VII - Conclusioni
La SIP (Società interamericana di stampa), in un Rapporto dell'ottobre scorso (Appendice 24), fa il punto della situazione nel paese attenuando i toni (*). Parla di "limitazioni alla libertà di espressione" e sottolinea soprattutto "il rischio che venga approvata, da parte dell'Assemblea nazionale, la cosiddetta Legge dei Contenuti, o Legge di responsabilità sociale di Radio e Televisione, che prevede la statalizzazione di tutto il sistema". Secondo il progetto, sostiene la SIP , "tutti i mezzi di comunicazione audiovisivi privati verrebbero sottomessi a un regolamento e a un controllo statale. La stessa cosa succederebbe con la quasi totalità del loro palinsesto (dalle 5 del mattino alle 23), visto che verrebbero controllati anche i contenuti informativi. In più il governo si riserva la possibilità di bloccare programmi e sequestrare impianti senza un previo ricorso giudiziario".

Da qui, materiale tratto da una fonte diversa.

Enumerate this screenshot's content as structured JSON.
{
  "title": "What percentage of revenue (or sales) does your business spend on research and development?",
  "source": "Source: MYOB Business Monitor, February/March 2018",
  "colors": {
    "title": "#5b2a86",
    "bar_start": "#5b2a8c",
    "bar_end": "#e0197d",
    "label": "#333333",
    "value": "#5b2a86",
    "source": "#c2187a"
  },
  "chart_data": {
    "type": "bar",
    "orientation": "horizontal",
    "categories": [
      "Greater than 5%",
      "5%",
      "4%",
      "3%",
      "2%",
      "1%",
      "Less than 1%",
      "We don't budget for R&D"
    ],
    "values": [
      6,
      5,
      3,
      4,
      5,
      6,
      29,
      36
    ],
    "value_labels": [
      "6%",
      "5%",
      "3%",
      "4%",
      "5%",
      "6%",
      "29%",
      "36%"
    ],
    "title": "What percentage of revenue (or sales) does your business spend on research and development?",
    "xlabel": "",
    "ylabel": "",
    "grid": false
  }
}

(*) In effetti gli episodi di tensione sono andati scemando, come si può vedere da questa scheda relativa al 2003 (Appendice 25).
Il giudizio di Jorge Fascetto - ex presidente della SIP e attualmente presidente dell'IPI (International press institute) - è molto più lapidario. " Io credo che in Venezuela non c'è libertà, o al limite non ce n'è quanta sarebbe desiderabile. Questa è la mia opinione, e credo di poterla esprimere liberamente" (Appendice 26).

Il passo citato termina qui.